As counselors, we understand all too well how many of our clients struggle in an imperfect and unfair world. Our desire to advocate and see positive change is often passionate. Some have even suggested that counseling is essentially a “sociopolitical” act. To the extent that counselors work to improve people’s quality of life — one client at a time — I enthusiastically agree. However, given the many needs of the human condition, we continue to struggle with how counselors as a group can or should serve as a catalyst for societal change, at least at the macro level.

Personally, I have a very long list of “things that need to change.” The plight of First Nations and Aboriginal people, crime, poverty, racism, genocide, religious oppression, oppressive and inequitable taxation, personal rights and freedoms, sound economic and energy development policies, along with many other issues, are critically important to many and, therefore, arguably deserving of attention. While many would like to employ the prestige and resources of the American Counseling Association to advocate for these and other issues, we need to tread cautiously, not for lack of desire, but for pragmatic reasons.

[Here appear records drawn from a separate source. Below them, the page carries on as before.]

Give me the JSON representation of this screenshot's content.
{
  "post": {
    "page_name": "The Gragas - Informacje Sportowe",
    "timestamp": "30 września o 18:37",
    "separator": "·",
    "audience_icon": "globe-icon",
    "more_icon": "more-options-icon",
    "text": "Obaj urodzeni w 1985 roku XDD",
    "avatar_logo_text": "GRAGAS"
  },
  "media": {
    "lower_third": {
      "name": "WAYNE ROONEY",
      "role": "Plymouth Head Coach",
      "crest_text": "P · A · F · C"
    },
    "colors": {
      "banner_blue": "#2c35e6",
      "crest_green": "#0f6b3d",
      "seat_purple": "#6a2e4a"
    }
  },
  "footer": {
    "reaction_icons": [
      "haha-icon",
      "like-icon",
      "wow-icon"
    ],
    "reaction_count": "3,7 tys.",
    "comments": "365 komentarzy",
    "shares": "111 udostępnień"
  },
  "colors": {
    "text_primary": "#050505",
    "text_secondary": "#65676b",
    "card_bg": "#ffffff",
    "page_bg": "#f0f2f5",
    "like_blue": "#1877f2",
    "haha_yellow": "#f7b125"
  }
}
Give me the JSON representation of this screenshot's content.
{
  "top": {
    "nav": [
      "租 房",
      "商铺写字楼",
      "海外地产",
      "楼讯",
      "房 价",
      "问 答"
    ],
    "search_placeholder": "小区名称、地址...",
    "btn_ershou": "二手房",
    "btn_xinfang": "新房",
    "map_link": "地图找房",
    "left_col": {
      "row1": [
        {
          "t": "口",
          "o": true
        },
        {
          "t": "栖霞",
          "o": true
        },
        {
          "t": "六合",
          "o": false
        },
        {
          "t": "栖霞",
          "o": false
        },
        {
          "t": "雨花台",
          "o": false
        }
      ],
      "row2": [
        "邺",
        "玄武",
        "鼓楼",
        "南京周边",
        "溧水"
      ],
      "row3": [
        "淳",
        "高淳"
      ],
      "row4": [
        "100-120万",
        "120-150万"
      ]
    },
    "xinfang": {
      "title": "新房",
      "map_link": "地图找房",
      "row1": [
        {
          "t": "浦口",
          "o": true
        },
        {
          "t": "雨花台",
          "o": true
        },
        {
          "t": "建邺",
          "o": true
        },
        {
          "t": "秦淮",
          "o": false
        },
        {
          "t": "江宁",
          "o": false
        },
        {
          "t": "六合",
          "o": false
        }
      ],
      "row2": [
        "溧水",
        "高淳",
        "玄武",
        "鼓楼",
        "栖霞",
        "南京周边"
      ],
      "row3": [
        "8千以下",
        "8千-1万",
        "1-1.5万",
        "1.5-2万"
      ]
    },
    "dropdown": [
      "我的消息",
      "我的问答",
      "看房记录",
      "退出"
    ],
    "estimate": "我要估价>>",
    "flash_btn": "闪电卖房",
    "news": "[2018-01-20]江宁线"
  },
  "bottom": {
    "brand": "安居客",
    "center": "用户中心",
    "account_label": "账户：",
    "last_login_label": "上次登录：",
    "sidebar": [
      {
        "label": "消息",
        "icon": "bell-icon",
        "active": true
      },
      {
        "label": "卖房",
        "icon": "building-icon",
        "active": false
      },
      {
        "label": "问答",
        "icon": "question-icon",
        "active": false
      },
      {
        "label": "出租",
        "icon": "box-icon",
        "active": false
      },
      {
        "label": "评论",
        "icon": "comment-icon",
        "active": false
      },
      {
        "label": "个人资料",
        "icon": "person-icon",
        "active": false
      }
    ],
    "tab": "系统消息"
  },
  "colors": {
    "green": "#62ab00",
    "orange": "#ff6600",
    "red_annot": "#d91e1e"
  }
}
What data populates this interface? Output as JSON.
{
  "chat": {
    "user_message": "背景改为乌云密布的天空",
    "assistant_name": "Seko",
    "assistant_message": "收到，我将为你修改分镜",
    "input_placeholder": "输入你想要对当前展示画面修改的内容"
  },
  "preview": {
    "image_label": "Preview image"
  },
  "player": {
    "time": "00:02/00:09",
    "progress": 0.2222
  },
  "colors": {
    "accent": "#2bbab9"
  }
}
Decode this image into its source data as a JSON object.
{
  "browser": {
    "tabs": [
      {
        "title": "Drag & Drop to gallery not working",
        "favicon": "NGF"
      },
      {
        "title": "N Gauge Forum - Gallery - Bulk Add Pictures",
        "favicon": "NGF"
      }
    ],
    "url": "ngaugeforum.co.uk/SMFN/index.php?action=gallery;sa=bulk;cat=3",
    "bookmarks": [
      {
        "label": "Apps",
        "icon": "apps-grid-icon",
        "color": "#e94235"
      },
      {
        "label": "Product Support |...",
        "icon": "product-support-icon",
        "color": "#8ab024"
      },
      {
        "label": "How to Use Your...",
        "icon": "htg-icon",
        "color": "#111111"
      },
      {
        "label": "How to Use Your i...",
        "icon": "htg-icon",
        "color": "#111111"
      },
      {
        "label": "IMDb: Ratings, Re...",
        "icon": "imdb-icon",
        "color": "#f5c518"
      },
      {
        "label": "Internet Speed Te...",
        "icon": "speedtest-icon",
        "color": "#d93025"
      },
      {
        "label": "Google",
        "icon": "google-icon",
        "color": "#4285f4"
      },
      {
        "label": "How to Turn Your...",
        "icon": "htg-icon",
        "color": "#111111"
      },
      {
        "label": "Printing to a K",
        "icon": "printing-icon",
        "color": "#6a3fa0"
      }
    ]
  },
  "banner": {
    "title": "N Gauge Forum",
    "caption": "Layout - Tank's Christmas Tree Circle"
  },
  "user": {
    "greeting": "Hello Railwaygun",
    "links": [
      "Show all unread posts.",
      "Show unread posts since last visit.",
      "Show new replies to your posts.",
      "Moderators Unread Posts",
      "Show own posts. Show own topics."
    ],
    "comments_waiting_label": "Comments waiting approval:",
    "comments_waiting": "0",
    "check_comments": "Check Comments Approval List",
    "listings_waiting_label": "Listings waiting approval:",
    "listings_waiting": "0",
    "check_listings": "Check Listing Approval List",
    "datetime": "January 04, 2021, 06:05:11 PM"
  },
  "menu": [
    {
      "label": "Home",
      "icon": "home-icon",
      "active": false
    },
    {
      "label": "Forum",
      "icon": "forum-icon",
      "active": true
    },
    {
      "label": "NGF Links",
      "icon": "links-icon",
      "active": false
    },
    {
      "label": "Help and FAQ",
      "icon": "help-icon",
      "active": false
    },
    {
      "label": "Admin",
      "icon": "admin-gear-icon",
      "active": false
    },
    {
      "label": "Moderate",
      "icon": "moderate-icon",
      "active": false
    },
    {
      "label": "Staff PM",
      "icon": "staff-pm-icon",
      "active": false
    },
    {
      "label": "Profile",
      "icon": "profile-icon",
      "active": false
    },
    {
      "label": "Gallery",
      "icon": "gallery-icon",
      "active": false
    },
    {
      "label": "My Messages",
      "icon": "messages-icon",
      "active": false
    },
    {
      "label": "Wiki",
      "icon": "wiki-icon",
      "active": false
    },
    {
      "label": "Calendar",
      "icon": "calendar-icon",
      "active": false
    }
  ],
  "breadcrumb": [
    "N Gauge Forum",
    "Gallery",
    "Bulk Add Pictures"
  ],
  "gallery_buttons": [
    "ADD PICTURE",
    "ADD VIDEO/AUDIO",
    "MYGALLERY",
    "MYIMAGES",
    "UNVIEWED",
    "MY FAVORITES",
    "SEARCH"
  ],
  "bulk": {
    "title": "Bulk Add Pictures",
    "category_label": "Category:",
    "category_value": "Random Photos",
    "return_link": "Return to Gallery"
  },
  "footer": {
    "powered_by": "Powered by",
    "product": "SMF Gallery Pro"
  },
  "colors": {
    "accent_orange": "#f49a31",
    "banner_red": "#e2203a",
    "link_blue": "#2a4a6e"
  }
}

Fundamental to this conversation, which issues do we champion and which do we ignore? Given the diversity of opinion that exists within our profession, how do we collectively prioritize our efforts? Equally important, how do we ensure that all voices participate in such conversations, not just the ones that echo our own beliefs and priorities? Many issues present differing opinions and competing priorities. Open debate is healthy. However, demanding that everyone conform to a single set of beliefs, devoid of overwhelming consensus or compelling factual evidence, goes beyond “political correctness” and into the realm of “intellectual fascism.”

Current ACA policy holds that absent compelling evidence or a clear consensus among our members, ACA as an organization does not possess a legitimate mandate to advocate for any particular position or course of action on issues not directly related to counselors and the counseling profession. ACA can take a position on a particular issue, but the standard for doing so is very high, and for good reason.

Now before passionate advocates of particular causes react too harshly to what may be seen as a potentially restrictive and unresponsive policy, let’s consider what underlies this position. In its design, it is a principled policy that values and protects the multiple perspectives and broad range of opinion within our membership. If our association takes a position on a particular issue (e.g., gun control, abortion rights, the Cuban embargo and so on), we invariably end up advocating against the personal beliefs of many of our members, thereby alienating them.

With regard to political issues, the bar is even higher. As a nonprofit corporation, ACA is prohibited by law from endorsing or opposing specific political candidates, or from engaging in political activities that fall outside the scope of issues related to professional counseling. For example, ACA can legally lobby for third-party equity for counselors and professional practice issues, but it is illegal for us to lobby for or against the war in Iraq. However, as individuals, counselors can and, I hope, will engage in political and social advocacy efforts that promote and advance causes which they deem important.

Of course, this entire conversation is moot if we neglect the basic business of promoting the needs of counselors and the counseling profession. Without a strong and viable professional association, we will have neither the membership numbers nor the resources to effectively advocate for ourselves or anything else. We are, first and foremost, a professional association — that is, an organization composed of approximately 41,000 individual members.

As we continue to debate issues of importance to counselors and the counseling profession, I hope we can do so in a spirit of collegiality. In my work with couples and families, as well as in my work with colleagues, I find it useful to remember that reasonable people — people of good intent — often disagree on some issues.

Our profession and association face critical challenges, including professional identity, accreditation standards and universal professional licensing for counselors, to name a few. Fortunately, my concerns are far outweighed by my optimism as a professional counselor. In the years to come, as we mature as a profession through research and scholarship, I believe we will be increasingly effective in addressing a wide range of social, professional and organizational challenges. Given the many dedicated and talented people working in the counseling profession, it could not be otherwise.